Dubbed Space HPC, the ESA said the system has been designed to meet the growing computational needs of the European space industry and will have the ability to process large datasets, run complex simulations, and accelerate artificial intelligence applications.
Comprised of 108 Nvidia H100 GPUs and 34,000 CPU cores across AMD and Intel processors, the system provides 5 petaflops of compute performance and uses direct liquid cooling to boast a PUE of less than 1.09, the agency said.
The supercomputer also has 3.6 petabytes of SSD storage and is connected by Nvidia’s InfiniBand network offering, providing 500Gbps of bandwidth.
Space HPC will be freely available to SMEs and startups until the end of 2025, although the agency did note there was a limit on maximum usage.
“With this new facility, ESA is providing a flexible supercomputing infrastructure in support of R&D, testing, and rapid benchmarking for ESA programs, industrial players, and researchers,” said Josef Aschbacher, director general of ESA. “The Space HPC provides a critical infrastructure to power the connected digital economy in support of the European Green Deal and Digital Agenda. ESA remains at the service of the space community in its quest to become more agile and effective, keeping European citizens at the very heart of the work it does.”

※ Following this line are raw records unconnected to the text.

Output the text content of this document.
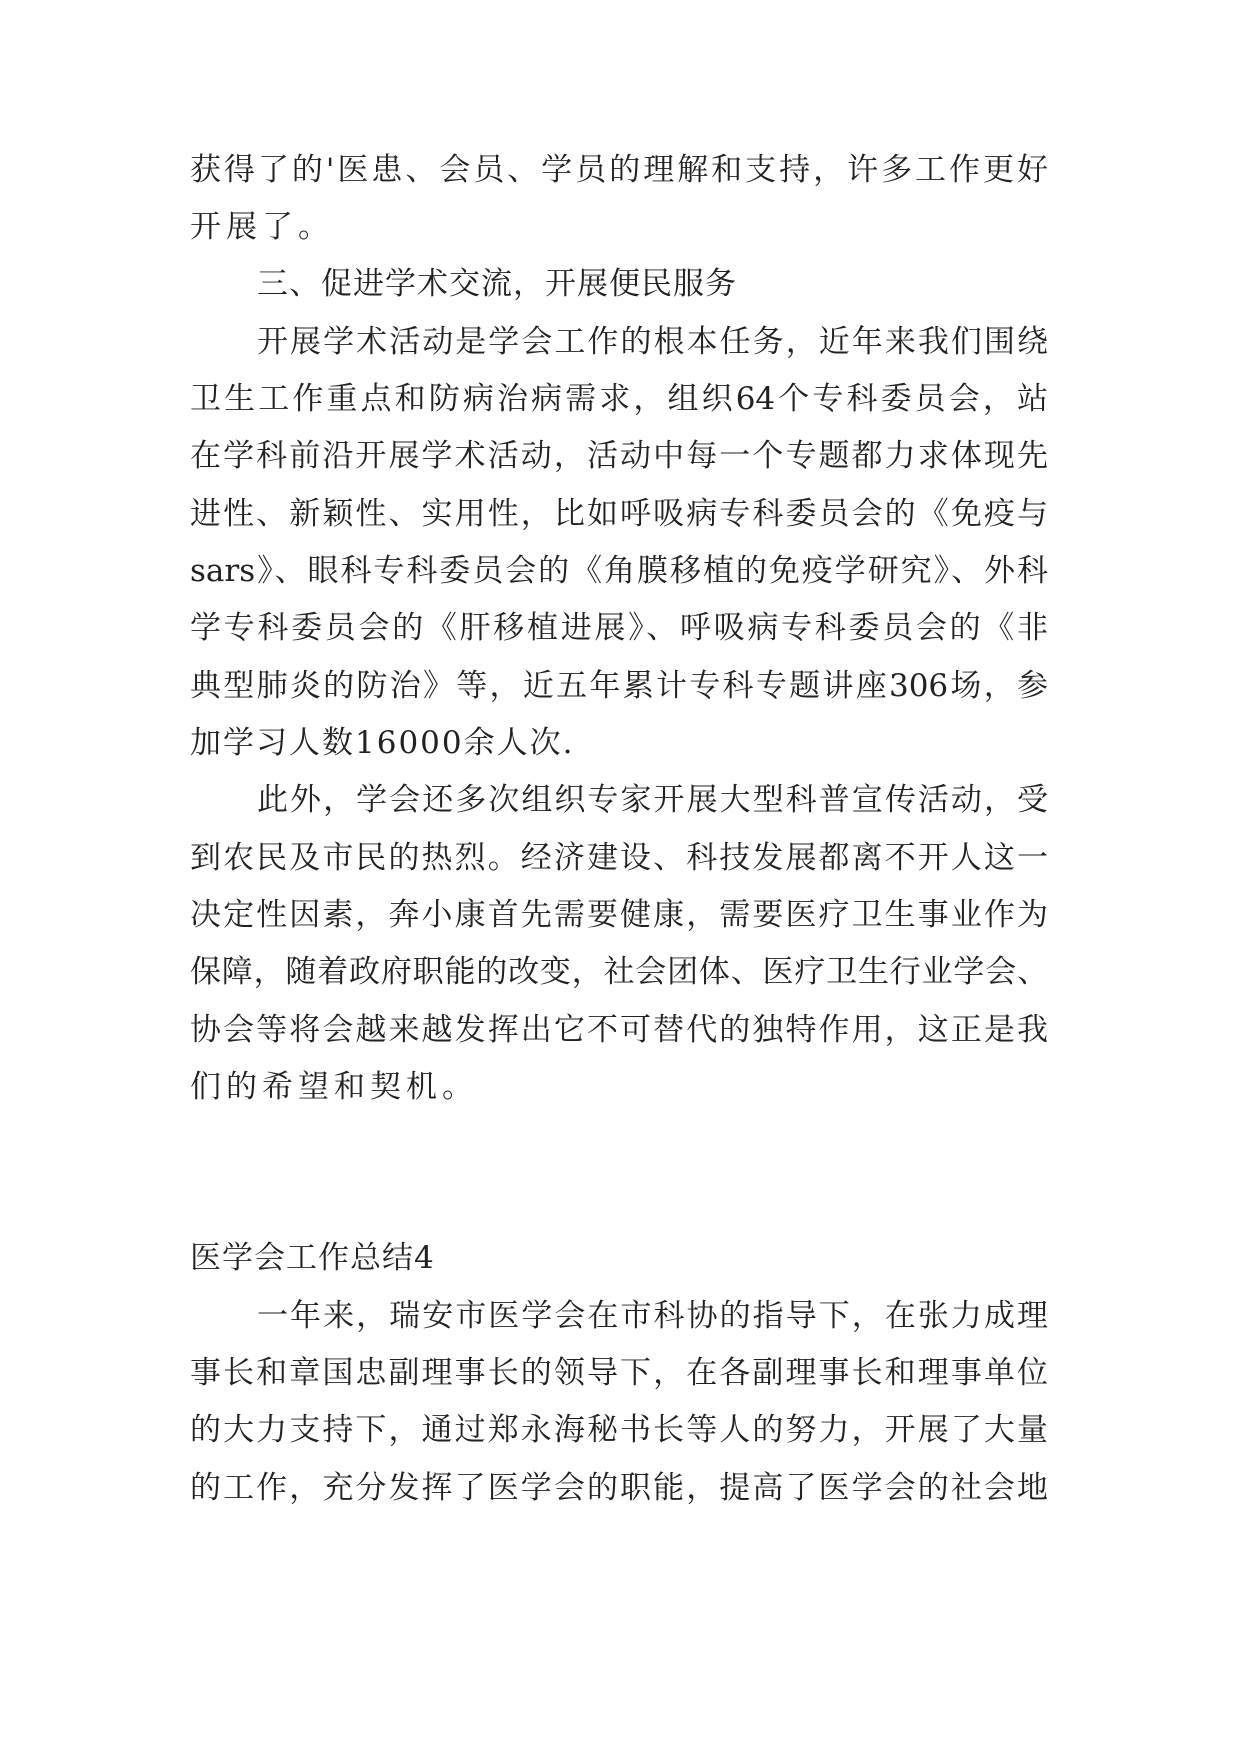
获得了的'医患、会员、学员的理解和支持，许多工作更好
开展了。
三、促进学术交流，开展便民服务
开展学术活动是学会工作的根本任务，近年来我们围绕
卫生工作重点和防病治病需求，组织64个专科委员会，站
在学科前沿开展学术活动，活动中每一个专题都力求体现先
进性、新颖性、实用性，比如呼吸病专科委员会的《免疫与
sars》、眼科专科委员会的《角膜移植的免疫学研究》、外科
学专科委员会的《肝移植进展》、呼吸病专科委员会的《非
典型肺炎的防治》等，近五年累计专科专题讲座306场，参
加学习人数16000余人次.
此外，学会还多次组织专家开展大型科普宣传活动，受
到农民及市民的热烈。经济建设、科技发展都离不开人这一
决定性因素，奔小康首先需要健康，需要医疗卫生事业作为
保障，随着政府职能的改变，社会团体、医疗卫生行业学会、
协会等将会越来越发挥出它不可替代的独特作用，这正是我
们的希望和契机。
医学会工作总结4
一年来，瑞安市医学会在市科协的指导下，在张力成理
事长和章国忠副理事长的领导下，在各副理事长和理事单位
的大力支持下，通过郑永海秘书长等人的努力，开展了大量
的工作，充分发挥了医学会的职能，提高了医学会的社会地
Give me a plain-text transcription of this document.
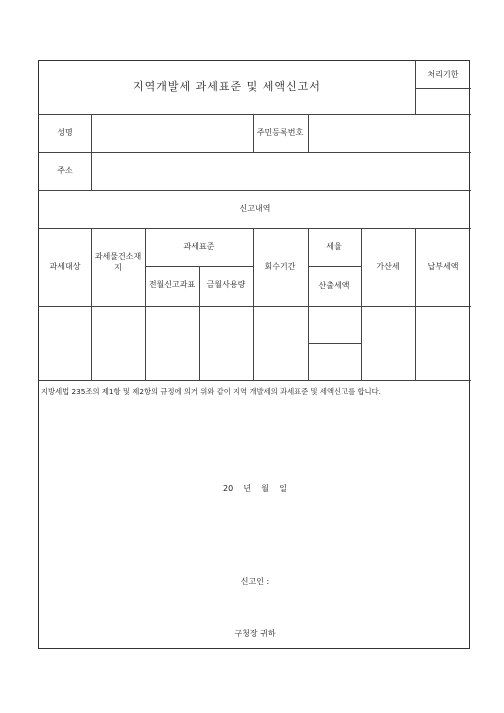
지역개발세 과세표준 및 세액신고서
처리기한
성명	주민등록번호
주소
신고내역
과세대상
과세물건소재지
과세표준
전월신고과표 금월사용량
회수기간
세율
산출세액
가산세	납부세액
지방세법 235조의 제1항 및 제2항의 규정에 의거 위와 같이 지역 개발세의 과세표준 및 세액신고를 합니다.
20    년    월    일
신고인 :
구청장 귀하
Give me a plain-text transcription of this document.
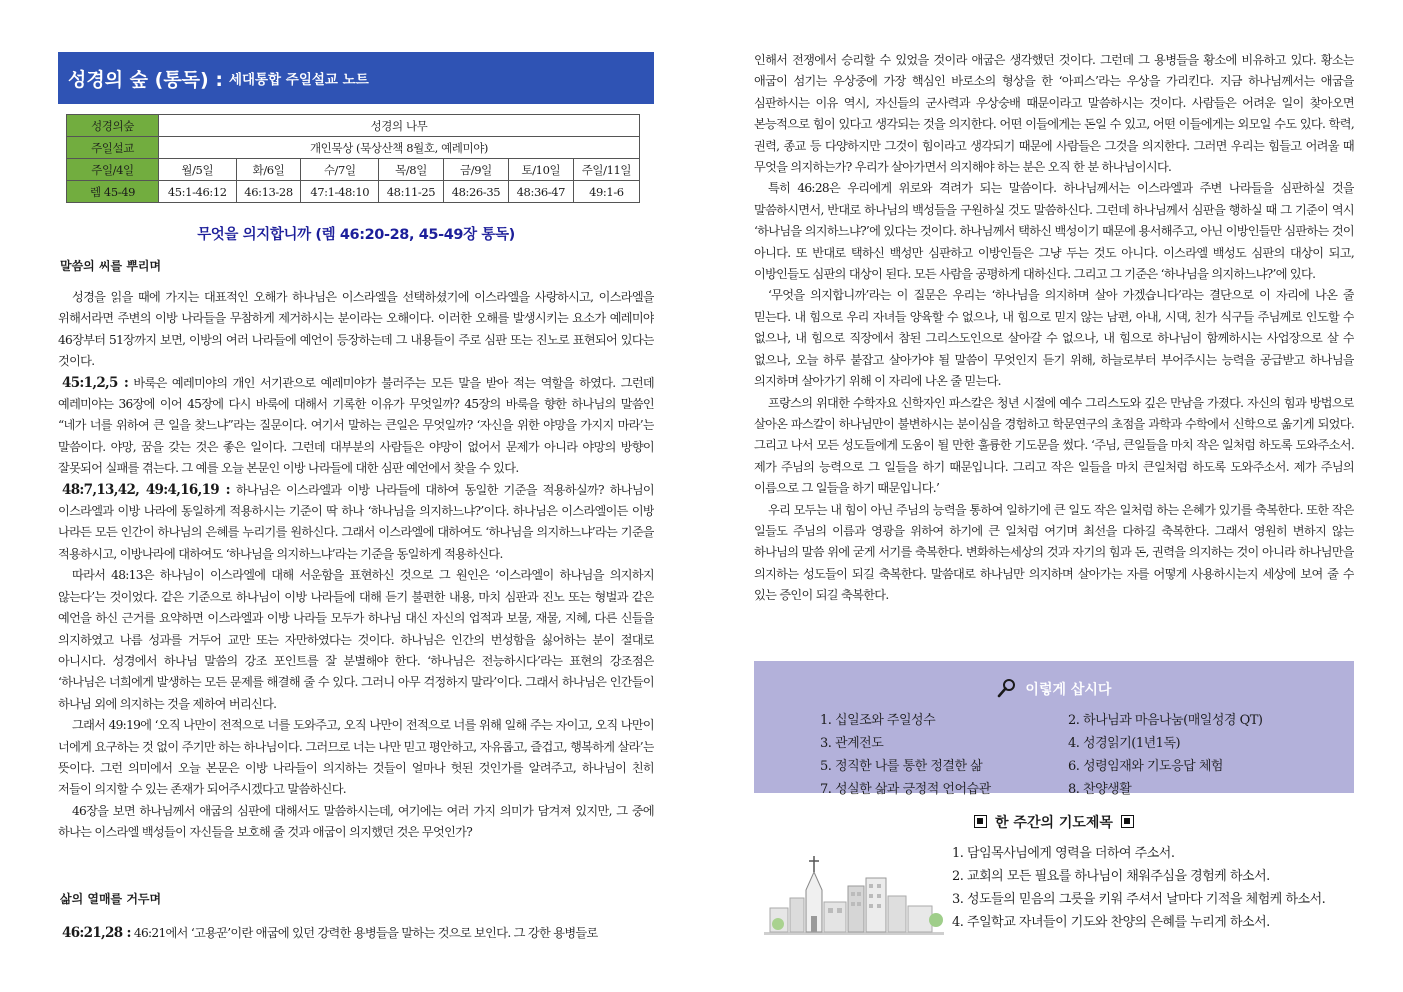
성경의 숲 (통독) : 세대통합 주일설교 노트
성경의숲	성경의 나무						
주일설교	개인묵상 (묵상산책 8월호, 예레미야)						
주일/4일	월/5일	화/6일	수/7일	목/8일	금/9일	토/10일	주일/11일
렘 45-49	45:1-46:12	46:13-28	47:1-48:10	48:11-25	48:26-35	48:36-47	49:1-6
무엇을 의지합니까 (렘 46:20-28, 45-49장 통독)
말씀의 씨를 뿌리며

성경을 읽을 때에 가지는 대표적인 오해가 하나님은 이스라엘을 선택하셨기에 이스라엘을 사랑하시고, 이스라엘을 위해서라면 주변의 이방 나라들을 무참하게 제거하시는 분이라는 오해이다. 이러한 오해를 발생시키는 요소가 예레미야 46장부터 51장까지 보면, 이방의 여러 나라들에 예언이 등장하는데 그 내용들이 주로 심판 또는 진노로 표현되어 있다는 것이다.

45:1,2,5 : 바룩은 예레미야의 개인 서기관으로 예레미야가 불러주는 모든 말을 받아 적는 역할을 하였다. 그런데 예레미야는 36장에 이어 45장에 다시 바룩에 대해서 기록한 이유가 무엇일까? 45장의 바룩을 향한 하나님의 말씀인 “네가 너를 위하여 큰 일을 찾느냐”라는 질문이다. 여기서 말하는 큰일은 무엇일까? ‘자신을 위한 야망을 가지지 마라’는 말씀이다. 야망, 꿈을 갖는 것은 좋은 일이다. 그런데 대부분의 사람들은 야망이 없어서 문제가 아니라 야망의 방향이 잘못되어 실패를 겪는다. 그 예를 오늘 본문인 이방 나라들에 대한 심판 예언에서 찾을 수 있다.

48:7,13,42, 49:4,16,19 : 하나님은 이스라엘과 이방 나라들에 대하여 동일한 기준을 적용하실까? 하나님이 이스라엘과 이방 나라에 동일하게 적용하시는 기준이 딱 하나 ‘하나님을 의지하느냐?’이다. 하나님은 이스라엘이든 이방 나라든 모든 인간이 하나님의 은혜를 누리기를 원하신다. 그래서 이스라엘에 대하여도 ‘하나님을 의지하느냐’라는 기준을 적용하시고, 이방나라에 대하여도 ‘하나님을 의지하느냐’라는 기준을 동일하게 적용하신다.

따라서 48:13은 하나님이 이스라엘에 대해 서운함을 표현하신 것으로 그 원인은 ‘이스라엘이 하나님을 의지하지 않는다’는 것이었다. 같은 기준으로 하나님이 이방 나라들에 대해 듣기 불편한 내용, 마치 심판과 진노 또는 형벌과 같은 예언을 하신 근거를 요약하면 이스라엘과 이방 나라들 모두가 하나님 대신 자신의 업적과 보물, 재물, 지혜, 다른 신들을 의지하였고 나름 성과를 거두어 교만 또는 자만하였다는 것이다. 하나님은 인간의 번성함을 싫어하는 분이 절대로 아니시다. 성경에서 하나님 말씀의 강조 포인트를 잘 분별해야 한다. ‘하나님은 전능하시다’라는 표현의 강조점은 ‘하나님은 너희에게 발생하는 모든 문제를 해결해 줄 수 있다. 그러니 아무 걱정하지 말라’이다. 그래서 하나님은 인간들이 하나님 외에 의지하는 것을 제하여 버리신다.

그래서 49:19에 ‘오직 나만이 전적으로 너를 도와주고, 오직 나만이 전적으로 너를 위해 일해 주는 자이고, 오직 나만이 너에게 요구하는 것 없이 주기만 하는 하나님이다. 그러므로 너는 나만 믿고 평안하고, 자유롭고, 즐겁고, 행복하게 살라’는 뜻이다. 그런 의미에서 오늘 본문은 이방 나라들이 의지하는 것들이 얼마나 헛된 것인가를 알려주고, 하나님이 친히 저들이 의지할 수 있는 존재가 되어주시겠다고 말씀하신다.

46장을 보면 하나님께서 애굽의 심판에 대해서도 말씀하시는데, 여기에는 여러 가지 의미가 담겨져 있지만, 그 중에 하나는 이스라엘 백성들이 자신들을 보호해 줄 것과 애굽이 의지했던 것은 무엇인가?

삶의 열매를 거두며

46:21,28 : 46:21에서 ‘고용꾼’이란 애굽에 있던 강력한 용병들을 말하는 것으로 보인다. 그 강한 용병들로

인해서 전쟁에서 승리할 수 있었을 것이라 애굽은 생각했던 것이다. 그런데 그 용병들을 황소에 비유하고 있다. 황소는 애굽이 섬기는 우상중에 가장 핵심인 바로소의 형상을 한 ‘아피스’라는 우상을 가리킨다. 지금 하나님께서는 애굽을 심판하시는 이유 역시, 자신들의 군사력과 우상숭배 때문이라고 말씀하시는 것이다. 사람들은 어려운 일이 찾아오면 본능적으로 힘이 있다고 생각되는 것을 의지한다. 어떤 이들에게는 돈일 수 있고, 어떤 이들에게는 외모일 수도 있다. 학력, 권력, 종교 등 다양하지만 그것이 힘이라고 생각되기 때문에 사람들은 그것을 의지한다. 그러면 우리는 힘들고 어려울 때 무엇을 의지하는가? 우리가 살아가면서 의지해야 하는 분은 오직 한 분 하나님이시다.

특히 46:28은 우리에게 위로와 격려가 되는 말씀이다. 하나님께서는 이스라엘과 주변 나라들을 심판하실 것을 말씀하시면서, 반대로 하나님의 백성들을 구원하실 것도 말씀하신다. 그런데 하나님께서 심판을 행하실 때 그 기준이 역시 ‘하나님을 의지하느냐?’에 있다는 것이다. 하나님께서 택하신 백성이기 때문에 용서해주고, 아닌 이방인들만 심판하는 것이 아니다. 또 반대로 택하신 백성만 심판하고 이방인들은 그냥 두는 것도 아니다. 이스라엘 백성도 심판의 대상이 되고, 이방인들도 심판의 대상이 된다. 모든 사람을 공평하게 대하신다. 그리고 그 기준은 ‘하나님을 의지하느냐?’에 있다.

‘무엇을 의지합니까’라는 이 질문은 우리는 ‘하나님을 의지하며 살아 가겠습니다’라는 결단으로 이 자리에 나온 줄 믿는다. 내 힘으로 우리 자녀들 양육할 수 없으나, 내 힘으로 믿지 않는 남편, 아내, 시댁, 친가 식구들 주님께로 인도할 수 없으나, 내 힘으로 직장에서 참된 그리스도인으로 살아갈 수 없으나, 내 힘으로 하나님이 함께하시는 사업장으로 살 수 없으나, 오늘 하루 붙잡고 살아가야 될 말씀이 무엇인지 듣기 위해, 하늘로부터 부어주시는 능력을 공급받고 하나님을 의지하며 살아가기 위해 이 자리에 나온 줄 믿는다.

프랑스의 위대한 수학자요 신학자인 파스칼은 청년 시절에 예수 그리스도와 깊은 만남을 가졌다. 자신의 힘과 방법으로 살아온 파스칼이 하나님만이 불변하시는 분이심을 경험하고 학문연구의 초점을 과학과 수학에서 신학으로 옮기게 되었다. 그리고 나서 모든 성도들에게 도움이 될 만한 훌륭한 기도문을 썼다. ‘주님, 큰일들을 마치 작은 일처럼 하도록 도와주소서. 제가 주님의 능력으로 그 일들을 하기 때문입니다. 그리고 작은 일들을 마치 큰일처럼 하도록 도와주소서. 제가 주님의 이름으로 그 일들을 하기 때문입니다.’

우리 모두는 내 힘이 아닌 주님의 능력을 통하여 일하기에 큰 일도 작은 일처럼 하는 은혜가 있기를 축복한다. 또한 작은 일들도 주님의 이름과 영광을 위하여 하기에 큰 일처럼 여기며 최선을 다하길 축복한다. 그래서 영원히 변하지 않는 하나님의 말씀 위에 굳게 서기를 축복한다. 변화하는세상의 것과 자기의 힘과 돈, 권력을 의지하는 것이 아니라 하나님만을 의지하는 성도들이 되길 축복한다. 말씀대로 하나님만 의지하며 살아가는 자를 어떻게 사용하시는지 세상에 보여 줄 수 있는 증인이 되길 축복한다.

이렇게 삽시다
1. 십일조와 주일성수	2. 하나님과 마음나눔(매일성경 QT)
3. 관계전도	4. 성경읽기(1년1독)
5. 정직한 나를 통한 정결한 삶	6. 성령임재와 기도응답 체험
7. 성실한 삶과 긍정적 언어습관	8. 찬양생활
한 주간의 기도제목
1. 담임목사님에게 영력을 더하여 주소서.
2. 교회의 모든 필요를 하나님이 채워주심을 경험케 하소서.
3. 성도들의 믿음의 그릇을 키워 주셔서 날마다 기적을 체험케 하소서.
4. 주일학교 자녀들이 기도와 찬양의 은혜를 누리게 하소서.
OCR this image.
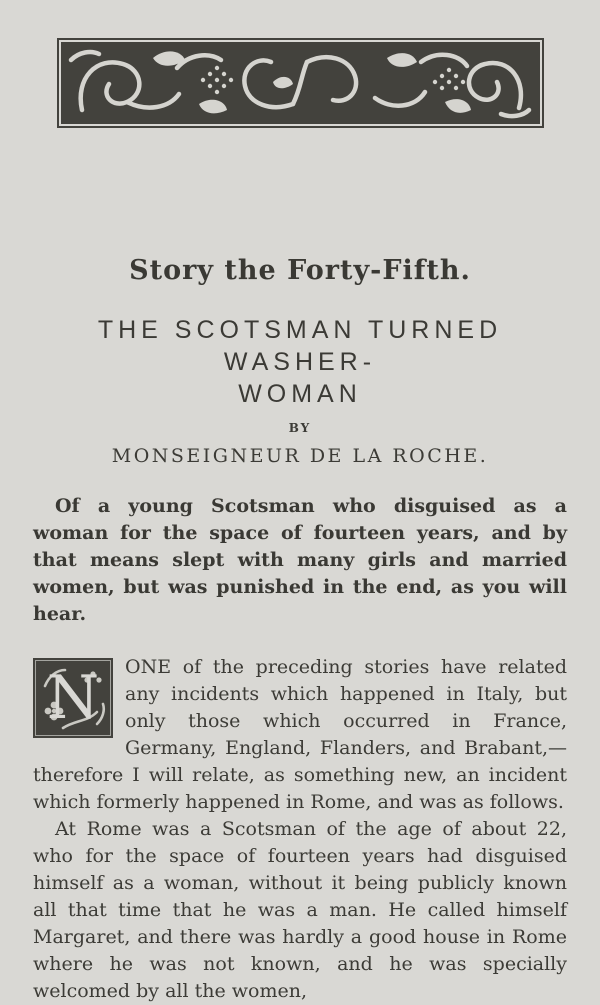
Story the Forty-Fifth.
THE SCOTSMAN TURNED WASHER-
WOMAN
BY
MONSEIGNEUR DE LA ROCHE.

Of a young Scotsman who disguised as a woman for the space of fourteen years, and by that means slept with many girls and married women, but was punished in the end, as you will hear.

N ONE of the preceding stories have related any incidents which happened in Italy, but only those which occurred in France, Germany, England, Flanders, and Brabant,—therefore I will relate, as something new, an incident which formerly happened in Rome, and was as follows.

At Rome was a Scotsman of the age of about 22, who for the space of fourteen years had disguised himself as a woman, without it being publicly known all that time that he was a man. He called himself Margaret, and there was hardly a good house in Rome where he was not known, and he was specially welcomed by all the women,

Simonetta Cheli, director of Earth Observation Programmes and director of ESA ESRIN, added: “The ESA Space HPC at ESRIN will be the central ESA reference for any kind of high-performance computing need for research and development for any ESA Directorate and for our industrial partners. Earth Observation program – the largest program of ESA – is naturally a key actor in the HPC domain with a strong impact on Earth Observation data management and the development of novel applications and services.”